S. 2.19(a),(e),(j),(k) of the Institutes Senior Staff Conditions of Service states:

“(a) An appointment may cease on grounds of dismissal, termination, resignation, retirement, redundancy, incapacity or death.

(e) The Institute may in writing terminate a permanent appointment any time subject to three months’ notice to academic and non-academic staff or payment of three months salary in lieu of notice subject to regulations in 2.19(k) below.

(j) Subject to the provision in section 2.19(k) below an appointment may be terminated by the Institute on any of these grounds.

(i) Grave misconduct including fraud and moral turpitude.

(ii) Indiscipline

(iii) Proven inefficiency

(iv) Ill health resulting in infirmity of mind or body duly certified by an approved Medical Board.

(k) A member of Staff shall not be terminated on the ground of J(i)(ii) and (iii) unless

(j) He has been given adequate opportunity of making representations in person on the matter to the Council or a body duly appointed by it or to be represented by another person.”

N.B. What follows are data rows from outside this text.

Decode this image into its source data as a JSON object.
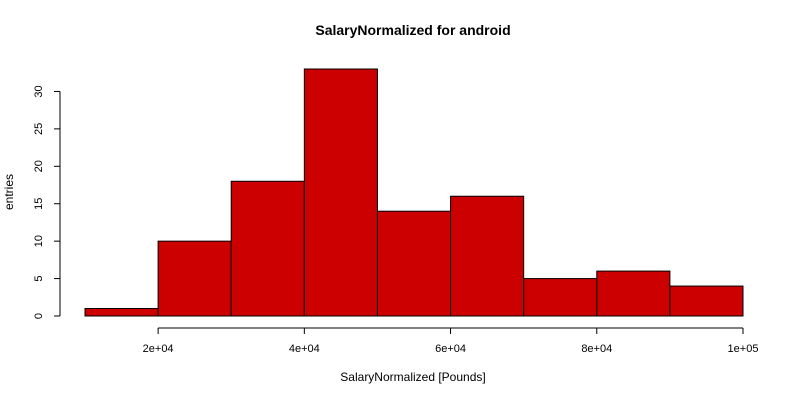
{
  "chart_data": {
    "type": "bar",
    "title": "SalaryNormalized for android",
    "xlabel": "SalaryNormalized [Pounds]",
    "ylabel": "entries",
    "bin_edges": [
      10000,
      20000,
      30000,
      40000,
      50000,
      60000,
      70000,
      80000,
      90000,
      100000
    ],
    "values": [
      1,
      10,
      18,
      33,
      14,
      16,
      5,
      6,
      4
    ],
    "xlim": [
      10000,
      100000
    ],
    "ylim": [
      0,
      33
    ],
    "x_ticks": [
      20000,
      40000,
      60000,
      80000,
      100000
    ],
    "x_tick_labels": [
      "2e+04",
      "4e+04",
      "6e+04",
      "8e+04",
      "1e+05"
    ],
    "y_ticks": [
      0,
      5,
      10,
      15,
      20,
      25,
      30
    ],
    "y_tick_labels": [
      "0",
      "5",
      "10",
      "15",
      "20",
      "25",
      "30"
    ],
    "bar_color": "#cd0000",
    "grid": false,
    "legend": "none"
  }
}
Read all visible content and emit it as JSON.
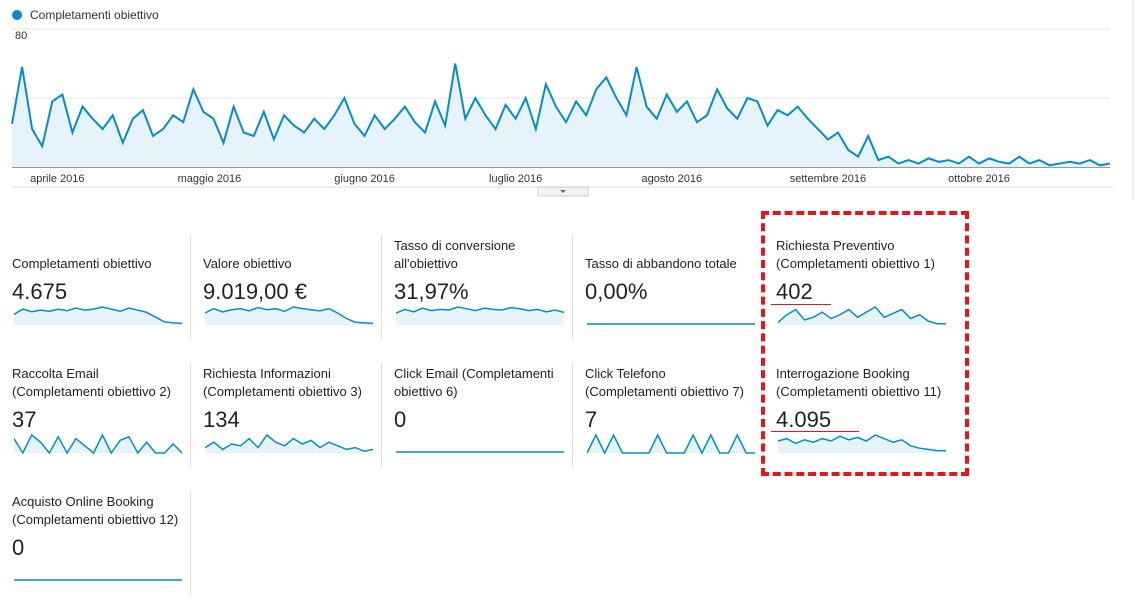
{
  "chart_data": {
    "type": "line",
    "series": [
      {
        "name": "Completamenti obiettivo",
        "color": "#058dc7",
        "values": [
          25,
          58,
          22,
          12,
          38,
          42,
          20,
          35,
          28,
          22,
          30,
          14,
          28,
          33,
          18,
          22,
          30,
          26,
          45,
          32,
          28,
          14,
          35,
          20,
          18,
          32,
          16,
          30,
          24,
          20,
          28,
          22,
          30,
          40,
          25,
          18,
          30,
          22,
          28,
          35,
          26,
          20,
          38,
          24,
          60,
          28,
          40,
          30,
          22,
          36,
          28,
          40,
          22,
          48,
          35,
          26,
          38,
          30,
          45,
          52,
          40,
          30,
          58,
          35,
          28,
          42,
          32,
          38,
          26,
          30,
          45,
          34,
          28,
          40,
          38,
          24,
          33,
          30,
          35,
          28,
          22,
          16,
          20,
          10,
          6,
          18,
          4,
          6,
          2,
          4,
          2,
          5,
          3,
          4,
          2,
          6,
          2,
          5,
          3,
          2,
          6,
          2,
          4,
          1,
          2,
          3,
          2,
          4,
          1,
          2
        ]
      }
    ],
    "ylim": [
      0,
      80
    ],
    "yticks": [
      40,
      80
    ],
    "xlim": [
      0,
      109
    ],
    "xticks": [
      {
        "value": 4.5,
        "label": "aprile 2016"
      },
      {
        "value": 19.6,
        "label": "maggio 2016"
      },
      {
        "value": 35,
        "label": "giugno 2016"
      },
      {
        "value": 50,
        "label": "luglio 2016"
      },
      {
        "value": 65.5,
        "label": "agosto 2016"
      },
      {
        "value": 81,
        "label": "settembre 2016"
      },
      {
        "value": 96,
        "label": "ottobre 2016"
      }
    ],
    "grid": true
  },
  "tiles": [
    {
      "title": "Completamenti obiettivo",
      "value": "4.675",
      "spark": [
        20,
        30,
        25,
        28,
        26,
        30,
        27,
        32,
        28,
        30,
        34,
        30,
        26,
        32,
        28,
        24,
        15,
        6,
        4,
        3
      ]
    },
    {
      "title": "Valore obiettivo",
      "value": "9.019,00 €",
      "spark": [
        22,
        30,
        24,
        28,
        30,
        26,
        32,
        28,
        30,
        25,
        33,
        30,
        28,
        26,
        30,
        22,
        12,
        5,
        4,
        3
      ]
    },
    {
      "title": "Tasso di conversione all'obiettivo",
      "value": "31,97%",
      "spark": [
        20,
        26,
        22,
        28,
        24,
        26,
        25,
        30,
        27,
        24,
        28,
        26,
        25,
        29,
        27,
        24,
        26,
        22,
        25,
        21
      ]
    },
    {
      "title": "Tasso di abbandono totale",
      "value": "0,00%",
      "spark": [
        0,
        0,
        0,
        0,
        0,
        0,
        0,
        0,
        0,
        0,
        0,
        0,
        0,
        0,
        0,
        0,
        0,
        0,
        0,
        0
      ]
    },
    {
      "title": "Richiesta Preventivo (Completamenti obiettivo 1)",
      "value": "402",
      "spark": [
        2,
        8,
        12,
        4,
        6,
        10,
        5,
        8,
        12,
        6,
        10,
        14,
        6,
        9,
        12,
        5,
        8,
        3,
        1,
        1
      ]
    },
    {
      "title": "Raccolta Email (Completamenti obiettivo 2)",
      "value": "37",
      "spark": [
        8,
        0,
        10,
        6,
        0,
        9,
        0,
        8,
        4,
        0,
        10,
        0,
        7,
        9,
        0,
        6,
        0,
        0,
        5,
        0
      ]
    },
    {
      "title": "Richiesta Informazioni (Completamenti obiettivo 3)",
      "value": "134",
      "spark": [
        3,
        6,
        2,
        5,
        4,
        8,
        3,
        10,
        6,
        4,
        8,
        5,
        7,
        3,
        6,
        4,
        2,
        3,
        1,
        2
      ]
    },
    {
      "title": "Click Email (Completamenti obiettivo 6)",
      "value": "0",
      "spark": [
        0,
        0,
        0,
        0,
        0,
        0,
        0,
        0,
        0,
        0,
        0,
        0,
        0,
        0,
        0,
        0,
        0,
        0,
        0,
        0
      ]
    },
    {
      "title": "Click Telefono (Completamenti obiettivo 7)",
      "value": "7",
      "spark": [
        0,
        10,
        0,
        10,
        0,
        0,
        0,
        0,
        10,
        0,
        0,
        0,
        10,
        0,
        10,
        0,
        0,
        10,
        0,
        0
      ]
    },
    {
      "title": "Interrogazione Booking (Completamenti obiettivo 11)",
      "value": "4.095",
      "spark": [
        10,
        12,
        8,
        11,
        9,
        12,
        10,
        14,
        11,
        13,
        10,
        15,
        12,
        9,
        11,
        6,
        4,
        3,
        2,
        2
      ]
    },
    {
      "title": "Acquisto Online Booking (Completamenti obiettivo 12)",
      "value": "0",
      "spark": [
        0,
        0,
        0,
        0,
        0,
        0,
        0,
        0,
        0,
        0,
        0,
        0,
        0,
        0,
        0,
        0,
        0,
        0,
        0,
        0
      ]
    }
  ]
}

My careful perusal of the letter conveying the appellant’s termination of his employment with the 1st respondent, show that the provisions in the Edict or the Senior Staff Conditions of Service has not been complied with. Employment with statutory protection must be terminated in the way and manner prescribed by the statute. Any other manner of termination of the employment which is inconsistent with the relevant statute is null and void and of no effect. See Iderima v. R.S.C.S.C (2005) 16 NWLR (Pt. 951) 385; and NEPA v. Ango (2001) 15 NWLR (Pt. 737) 627 at 631.

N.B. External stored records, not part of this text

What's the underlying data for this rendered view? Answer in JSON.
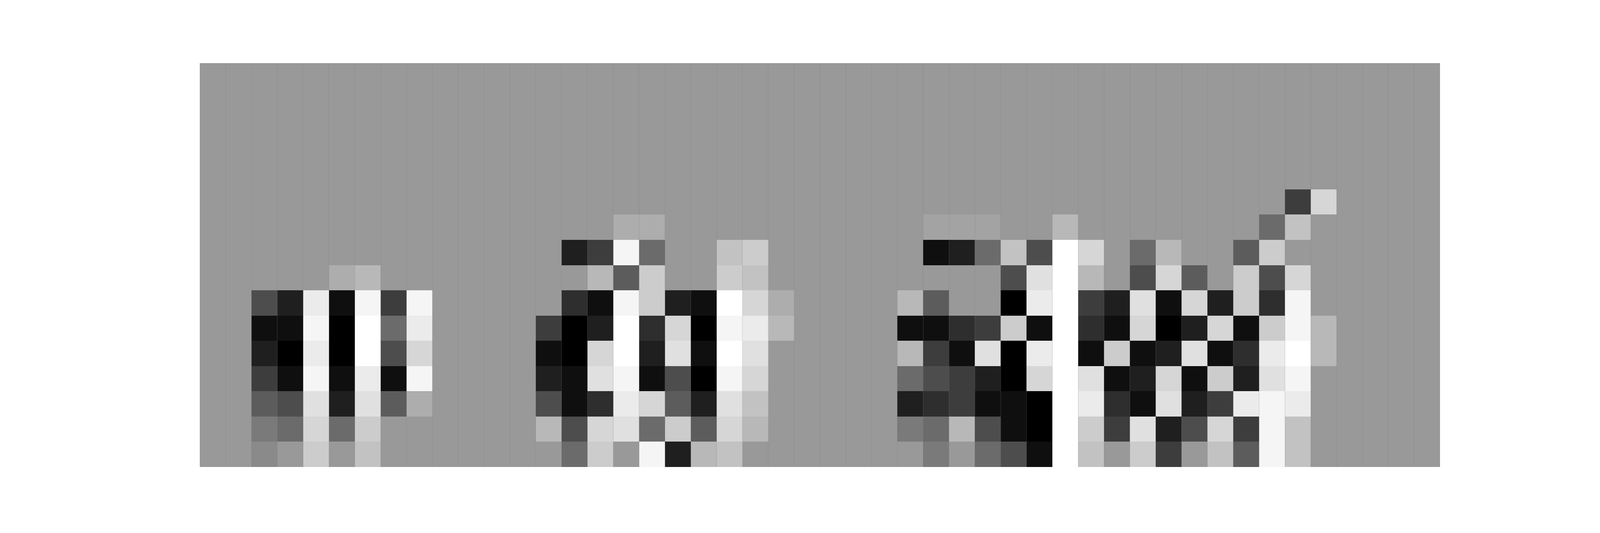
{
  "chart_data": {
    "type": "heatmap",
    "tick_labels": false,
    "zlim": [
      -1,
      1
    ],
    "cells": [
      [
        0,
        0,
        0,
        0,
        0,
        0,
        0,
        0,
        0,
        0,
        0,
        0,
        0,
        0,
        0,
        0,
        0,
        0,
        0,
        0,
        0,
        0,
        0,
        0,
        0,
        0,
        0,
        0,
        0,
        0,
        0,
        0,
        0,
        0,
        0,
        0,
        0,
        0,
        0,
        0,
        0,
        0,
        0,
        0,
        0,
        0,
        0,
        0
      ],
      [
        0,
        0,
        0,
        0,
        0,
        0,
        0,
        0,
        0,
        0,
        0,
        0,
        0,
        0,
        0,
        0,
        0,
        0,
        0,
        0,
        0,
        0,
        0,
        0,
        0,
        0,
        0,
        0,
        0,
        0,
        0,
        0,
        0,
        0,
        0,
        0,
        0,
        0,
        0,
        0,
        0,
        0,
        0,
        0,
        0,
        0,
        0,
        0
      ],
      [
        0,
        0,
        0,
        0,
        0,
        0,
        0,
        0,
        0,
        0,
        0,
        0,
        0,
        0,
        0,
        0,
        0,
        0,
        0,
        0,
        0,
        0,
        0,
        0,
        0,
        0,
        0,
        0,
        0,
        0,
        0,
        0,
        0,
        0,
        0,
        0,
        0,
        0,
        0,
        0,
        0,
        0,
        0,
        0,
        0,
        0,
        0,
        0
      ],
      [
        0,
        0,
        0,
        0,
        0,
        0,
        0,
        0,
        0,
        0,
        0,
        0,
        0,
        0,
        0,
        0,
        0,
        0,
        0,
        0,
        0,
        0,
        0,
        0,
        0,
        0,
        0,
        0,
        0,
        0,
        0,
        0,
        0,
        0,
        0,
        0,
        0,
        0,
        0,
        0,
        0,
        0,
        0,
        0,
        0,
        0,
        0,
        0
      ],
      [
        0,
        0,
        0,
        0,
        0,
        0,
        0,
        0,
        0,
        0,
        0,
        0,
        0,
        0,
        0,
        0,
        0,
        0,
        0,
        0,
        0,
        0,
        0,
        0,
        0,
        0,
        0,
        0,
        0,
        0,
        0,
        0,
        0,
        0,
        0,
        0,
        0,
        0,
        0,
        0,
        0,
        0,
        0,
        0,
        0,
        0,
        0,
        0
      ],
      [
        0,
        0,
        0,
        0,
        0,
        0,
        0,
        0,
        0,
        0,
        0,
        0,
        0,
        0,
        0,
        0,
        0,
        0,
        0,
        0,
        0,
        0,
        0,
        0,
        0,
        0,
        0,
        0,
        0,
        0,
        0,
        0,
        0,
        0,
        0,
        0,
        0,
        0,
        0,
        0,
        0,
        0,
        -0.6,
        0.6,
        0,
        0,
        0,
        0
      ],
      [
        0,
        0,
        0,
        0,
        0,
        0,
        0,
        0,
        0,
        0,
        0,
        0,
        0,
        0,
        0,
        0,
        0.2,
        0.2,
        0,
        0,
        0,
        0,
        0,
        0,
        0,
        0,
        0,
        0,
        0.1,
        0.1,
        0.1,
        0,
        0,
        0.3,
        0,
        0,
        0,
        0,
        0,
        0,
        0,
        -0.3,
        0.4,
        0,
        0,
        0,
        0,
        0
      ],
      [
        0,
        0,
        0,
        0,
        0,
        0,
        0,
        0,
        0,
        0,
        0,
        0,
        0,
        0,
        -0.8,
        -0.6,
        0.9,
        -0.3,
        0,
        0,
        0.4,
        0.5,
        0,
        0,
        0,
        0,
        0,
        0,
        -0.9,
        -0.8,
        -0.3,
        0.4,
        -0.5,
        1,
        0.6,
        0,
        -0.3,
        0.3,
        0,
        0,
        -0.4,
        0.5,
        0,
        0,
        0,
        0,
        0,
        0
      ],
      [
        0,
        0,
        0,
        0,
        0,
        0.2,
        0.3,
        0,
        0,
        0,
        0,
        0,
        0,
        0,
        0,
        0.3,
        -0.4,
        0.5,
        0,
        0,
        0.5,
        0.4,
        0,
        0,
        0,
        0,
        0,
        0,
        0,
        0,
        0,
        -0.5,
        0.7,
        1,
        0.3,
        0,
        -0.5,
        0.6,
        -0.4,
        0,
        0.5,
        -0.5,
        0.6,
        0,
        0,
        0,
        0,
        0
      ],
      [
        0,
        0,
        -0.5,
        -0.8,
        0.8,
        -0.9,
        0.9,
        -0.6,
        0.9,
        0,
        0,
        0,
        0,
        0,
        -0.7,
        -0.9,
        0.9,
        0.5,
        -0.8,
        -0.9,
        1,
        0.6,
        0.2,
        0,
        0,
        0,
        0,
        0.3,
        -0.4,
        0,
        0,
        -1,
        0.8,
        1,
        -0.6,
        -0.8,
        0.7,
        -0.9,
        0.6,
        -0.8,
        0.5,
        -0.7,
        0.9,
        0,
        0,
        0,
        0,
        0
      ],
      [
        0,
        0,
        -0.9,
        -0.9,
        0.9,
        -1,
        1,
        -0.3,
        0.8,
        0,
        0,
        0,
        0,
        -0.6,
        -1,
        -0.8,
        1,
        -0.7,
        0.6,
        -1,
        0.9,
        0.8,
        0.3,
        0,
        0,
        0,
        0,
        -0.9,
        -0.9,
        -0.7,
        -0.6,
        0.5,
        -0.9,
        1,
        -0.7,
        -0.9,
        0.6,
        -1,
        -0.8,
        0.6,
        -0.9,
        0.5,
        0.9,
        0.3,
        0,
        0,
        0,
        0
      ],
      [
        0,
        0,
        -0.8,
        -1,
        0.8,
        -1,
        1,
        -0.5,
        0.6,
        0,
        0,
        0,
        0,
        -0.9,
        -1,
        0.6,
        1,
        -0.8,
        0.7,
        -0.9,
        1,
        0.7,
        0,
        0,
        0,
        0,
        0,
        0.3,
        -0.6,
        -0.9,
        0.7,
        -1,
        0.8,
        1,
        -0.9,
        0.5,
        -0.9,
        -0.8,
        0.7,
        -0.9,
        -0.7,
        0.8,
        1,
        0.3,
        0,
        0,
        0,
        0
      ],
      [
        0,
        0,
        -0.6,
        -0.9,
        0.9,
        -0.9,
        0.8,
        -0.9,
        0.9,
        0,
        0,
        0,
        0,
        -0.8,
        -0.9,
        0.7,
        0.9,
        -0.9,
        -0.5,
        -1,
        0.9,
        0.6,
        0,
        0,
        0,
        0,
        0,
        -0.3,
        -0.5,
        -0.6,
        -0.8,
        -1,
        0.6,
        1,
        0.7,
        -0.9,
        -0.8,
        0.6,
        -0.9,
        0.5,
        -0.8,
        0.7,
        0.9,
        0,
        0,
        0,
        0,
        0
      ],
      [
        0,
        0,
        -0.4,
        -0.5,
        0.7,
        -0.8,
        0.7,
        -0.4,
        0.2,
        0,
        0,
        0,
        0,
        -0.5,
        -0.9,
        -0.7,
        0.8,
        0.6,
        -0.4,
        -0.8,
        0.7,
        0.4,
        0,
        0,
        0,
        0,
        0,
        -0.8,
        -0.7,
        -0.6,
        -0.9,
        -0.9,
        -1,
        1,
        0.8,
        -0.7,
        -0.9,
        0.7,
        -0.8,
        -0.6,
        0.8,
        0.9,
        0.8,
        0,
        0,
        0,
        0,
        0
      ],
      [
        0,
        0,
        -0.2,
        -0.3,
        0.6,
        -0.3,
        0.5,
        0,
        0,
        0,
        0,
        0,
        0,
        0.3,
        -0.5,
        0.6,
        0.7,
        -0.3,
        0.5,
        -0.4,
        0.6,
        0.3,
        0,
        0,
        0,
        0,
        0,
        -0.2,
        -0.3,
        0.3,
        -0.5,
        -0.9,
        -1,
        1,
        0.5,
        -0.6,
        0.7,
        -0.8,
        -0.5,
        0.6,
        -0.6,
        0.9,
        0.4,
        0,
        0,
        0,
        0,
        0
      ],
      [
        0,
        0,
        -0.1,
        0,
        0.5,
        0,
        0.4,
        0,
        0,
        0,
        0,
        0,
        0,
        0,
        -0.3,
        0.5,
        0,
        0.9,
        -0.8,
        0.3,
        0.4,
        0,
        0,
        0,
        0,
        0,
        0,
        0,
        -0.2,
        0,
        -0.3,
        -0.5,
        -0.9,
        1,
        0.4,
        0,
        0.5,
        -0.6,
        0,
        0.4,
        -0.4,
        0.9,
        0.4,
        0,
        0,
        0,
        0,
        0
      ]
    ]
  }
}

I have earlier observed that S. 28 of the Edict specifically provided for the discipline of members of academic and non-academic Senior Staff while section 29(1) is on the procedure for the termination of employment of academic Staff and non-academic Staff. The Edict did not provide for “rationalization”, exhibited in the letter of 1/3/2001 and internal memo of 9/3/2001 purporting to terminate the appellant’s employment. In appellant’s case the internal memo of the 1st respondent which was admitted shows that the 2nd respondent at its 129th meeting held on 9/3/2001 terminated the employment of some staff among whom was the appellant. This was admitted in paragraphs 11 and 12 of the statement of defence.

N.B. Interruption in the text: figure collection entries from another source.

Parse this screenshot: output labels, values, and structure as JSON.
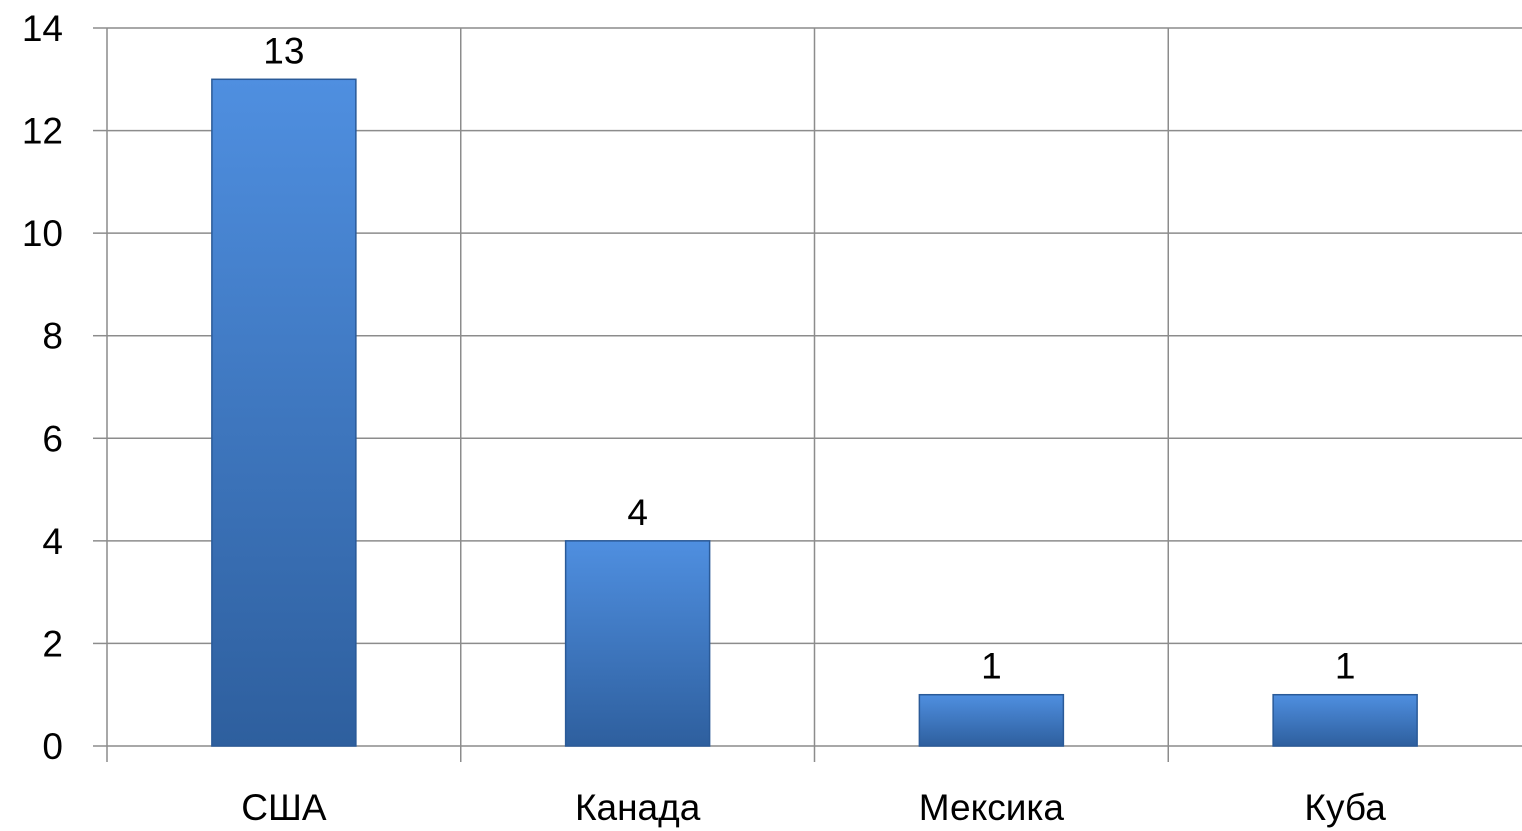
{
  "chart_data": {
    "type": "bar",
    "categories": [
      "США",
      "Канада",
      "Мексика",
      "Куба"
    ],
    "values": [
      13,
      4,
      1,
      1
    ],
    "data_labels": [
      "13",
      "4",
      "1",
      "1"
    ],
    "title": "",
    "xlabel": "",
    "ylabel": "",
    "ylim": [
      0,
      14
    ],
    "yticks": [
      0,
      2,
      4,
      6,
      8,
      10,
      12,
      14
    ],
    "ytick_labels": [
      "0",
      "2",
      "4",
      "6",
      "8",
      "10",
      "12",
      "14"
    ],
    "grid": true,
    "legend": "none",
    "colors": {
      "bar_light": "#4f8fe0",
      "bar_dark": "#2e5f9e",
      "bar_edge": "#2a5a98",
      "grid": "#8c8c8c",
      "axis": "#8c8c8c"
    }
  }
}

I agree with the learned counsel for the appellant that both the letter dated 1/3/2001 and the Internal memo of the 1st respondent dated 9/3/2001 did not follow the provisions of S. 29(1) Edict of 1991 and S. 29(a), (e), U), (k), of the Senior Staff Conditions of Service set out above and are therefore void and unconstitutional. See Iderima v. R.S.CS.C (supra); Ogieva v. 19binedion (2004) 14 NWLR (Pt. 894) 467.

The appellant having proved his case in accordance with the provisions of the statute, the admission of the respondents; and the case law, he is entitled to judgment in accordance with his prayers in paragraph 36(a), (b), (c), (d) and (e) of his statement of claim.

From the foregoing therefore, the issues considered in this appeal are resolved in favour of the appellant. There is merit in this appeal and I hereby allow it. The judgment of the learned trial Judge delivered on 17/10/2005 and the consequential reliefs granted therein are hereby set aside. I accordingly order for the reinstatement of the appellant forthwith and his full entitlements and perquisites of office as Lecturer II in the employment of the 1st respondent.

The respondents shall pay costs of N7,500.00 to the appellants.